En fait, ainsi que l'a révélé plus tôt le ministre britannique des Affaires étrangères David Miliband, des avions américains ont fait escale à deux reprises en 2002 sur l'île britannique de Diego Garcia, dans l'Océan Indien, avec chacun un suspect de terrorisme à bord.
"Il est clair qu'il s'agit d'une affaire très sérieuse", a souligné le Premier ministre britannique Gordon Brown depuis Bruxelles, après une réunion avec la Commission européenne.
Si le gouvernement américain a prétendu le contraire auparavant, c'est par la faute d'une "erreur administrative" selon le porte-parole du département d'Etat, Sean McCormack.
Il s'est dit "offensé" qu'on suggère que quelqu'un pourrait avoir menti.
L'erreur a été commise dans l'examen des données existantes, selon l'administration Bush.
C'est la CIA elle-même qui a épluché fin 2007 les informations sur ces vols, a dit son directeur.
Ce réexamen a révélé que, par deux fois, un avion avec un prisonnier à bord s'était posé à Diego Garcia pour se ravitailler en carburant, a-t-il dit. L'opération a eu lieu il y a plus de cinq ans et elle a été brève, a-t-il souligné, laissant entendre que cela pourrait avoir causé "l'erreur". "Mais elle (l'opération) a bien eu lieu", a-t-il admis.

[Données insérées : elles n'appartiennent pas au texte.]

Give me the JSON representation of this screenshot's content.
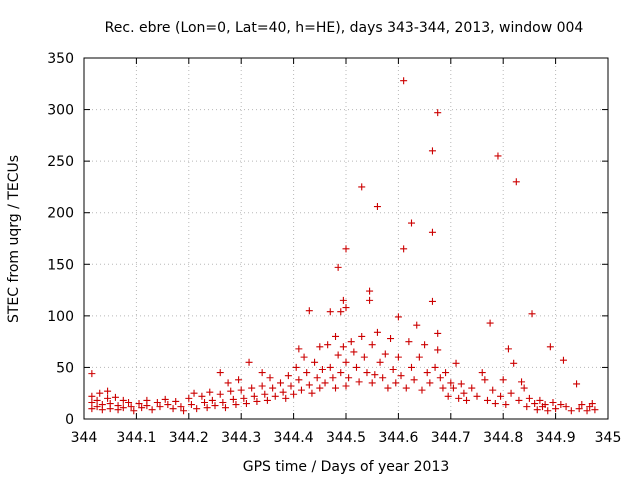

Ce sont les Américains eux-mêmes qui ont informé les Britanniques, a insisté l'administration. Elle s'est dite désolée, et la secrétaire d'Etat Condoleezza Rice a téléphoné mercredi à son homologue britannique.

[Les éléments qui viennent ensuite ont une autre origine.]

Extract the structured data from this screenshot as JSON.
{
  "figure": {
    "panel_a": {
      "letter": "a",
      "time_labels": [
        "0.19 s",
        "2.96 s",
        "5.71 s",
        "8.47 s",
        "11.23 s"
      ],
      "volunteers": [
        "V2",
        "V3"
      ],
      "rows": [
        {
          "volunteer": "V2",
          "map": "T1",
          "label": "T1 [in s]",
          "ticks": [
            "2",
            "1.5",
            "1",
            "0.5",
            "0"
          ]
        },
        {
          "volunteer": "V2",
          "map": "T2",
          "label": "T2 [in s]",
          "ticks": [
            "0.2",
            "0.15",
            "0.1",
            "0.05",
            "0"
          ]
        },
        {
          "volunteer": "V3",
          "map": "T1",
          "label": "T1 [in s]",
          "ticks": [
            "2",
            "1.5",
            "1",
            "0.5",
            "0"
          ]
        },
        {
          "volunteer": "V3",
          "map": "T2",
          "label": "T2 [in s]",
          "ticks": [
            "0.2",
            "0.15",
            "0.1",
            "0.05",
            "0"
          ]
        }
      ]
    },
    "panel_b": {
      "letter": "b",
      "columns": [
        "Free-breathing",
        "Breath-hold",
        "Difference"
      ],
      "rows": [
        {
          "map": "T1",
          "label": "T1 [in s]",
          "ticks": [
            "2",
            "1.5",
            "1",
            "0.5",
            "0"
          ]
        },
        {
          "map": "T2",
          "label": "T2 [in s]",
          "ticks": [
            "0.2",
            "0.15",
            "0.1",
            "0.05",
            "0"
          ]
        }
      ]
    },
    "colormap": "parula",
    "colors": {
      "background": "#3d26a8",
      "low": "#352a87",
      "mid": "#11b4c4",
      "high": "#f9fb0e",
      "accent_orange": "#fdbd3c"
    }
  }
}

L'affaire menace de placer dans une situation délicate le gouvernement britannique, face à une opinion sensible quand il s'agit de l'alliance avec les Etats-Unis et des moyens employés par ces derniers contre le terrorisme.

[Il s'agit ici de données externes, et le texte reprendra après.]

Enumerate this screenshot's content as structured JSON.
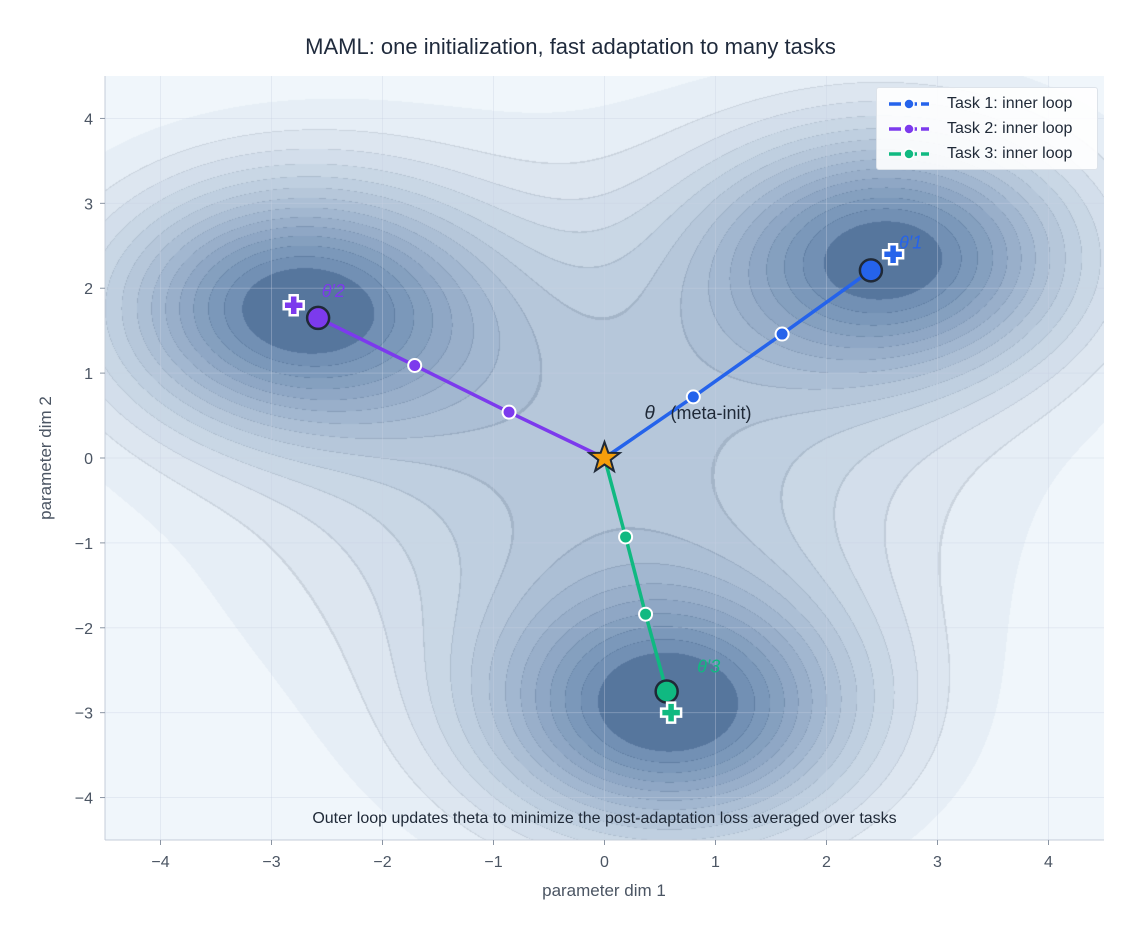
{
  "chart_data": {
    "type": "line",
    "title": "MAML: one initialization, fast adaptation to many tasks",
    "xlabel": "parameter dim 1",
    "ylabel": "parameter dim 2",
    "xlim": [
      -4.5,
      4.5
    ],
    "ylim": [
      -4.5,
      4.5
    ],
    "xticks": [
      -4,
      -3,
      -2,
      -1,
      0,
      1,
      2,
      3,
      4
    ],
    "yticks": [
      -4,
      -3,
      -2,
      -1,
      0,
      1,
      2,
      3,
      4
    ],
    "xtick_labels": [
      "−4",
      "−3",
      "−2",
      "−1",
      "0",
      "1",
      "2",
      "3",
      "4"
    ],
    "ytick_labels": [
      "−4",
      "−3",
      "−2",
      "−1",
      "0",
      "1",
      "2",
      "3",
      "4"
    ],
    "grid": true,
    "legend_position": "top-right",
    "meta_init": {
      "x": 0,
      "y": 0,
      "label_symbol": "θ",
      "label_text": "(meta-init)",
      "color": "#f59e0b"
    },
    "series": [
      {
        "name": "Task 1: inner loop",
        "color": "#2563eb",
        "x": [
          0,
          0.8,
          1.6,
          2.4
        ],
        "y": [
          0,
          0.72,
          1.46,
          2.21
        ],
        "optimum": {
          "x": 2.6,
          "y": 2.4,
          "label": "θ′1"
        }
      },
      {
        "name": "Task 2: inner loop",
        "color": "#7c3aed",
        "x": [
          0,
          -0.86,
          -1.71,
          -2.58
        ],
        "y": [
          0,
          0.54,
          1.09,
          1.65
        ],
        "optimum": {
          "x": -2.8,
          "y": 1.8,
          "label": "θ′2"
        }
      },
      {
        "name": "Task 3: inner loop",
        "color": "#10b981",
        "x": [
          0,
          0.19,
          0.37,
          0.56
        ],
        "y": [
          0,
          -0.93,
          -1.84,
          -2.75
        ],
        "optimum": {
          "x": 0.6,
          "y": -3.0,
          "label": "θ′3"
        }
      }
    ],
    "annotation": "Outer loop updates  theta  to minimize the post-adaptation loss averaged over tasks",
    "background": "filled contour of loss (Blues), minima at task optima"
  }
}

L'utilisation du sol étranger pour détenir, interroger ou transférer des suspects de terrorisme relève d'un programme antiterroriste secret de la CIA qui suscite des interrogations fortes, en Grande-Bretagne comme ailleurs, sur le respect par les Etats-Unis des droits fondamentaux.
Les Etats-Unis sont actuellement le theâtre d'un vif débat sur la nécessité de garanties supplémentaires pour s'assurer que la CIA ne pratique pas la torture pour faire parler les prisonniers.
Le directeur de la CIA a tenté de minimiser l'impact de la révélation des transfèrements par Diego Garcia.
"Il s'agissait d'opérations de transfèrement, rien de plus", a-t-il dit. Il a réfuté que la CIA ait une prison secrète à Diego Garcia. "On a aussi dit que nous transportions des prisonniers pour les torturer. Cela aussi est faux".
Les deux prisonniers ne faisaient pas partie de ceux que la CIA considère de grande valeur, a-t-il dit.
L'un est rentré depuis lors dans son pays, a dit le général Hayden. L'autre a fini par être transféré au camp de Guantanamo.
Or l'existence de ce camp est un autre motif d'émotion internationale. L'ancien Premier ministre britannique, Tony Blair, l'un des alliés les plus solides du président George W. Bush, considérait lui-même ce camp comme une anomalie.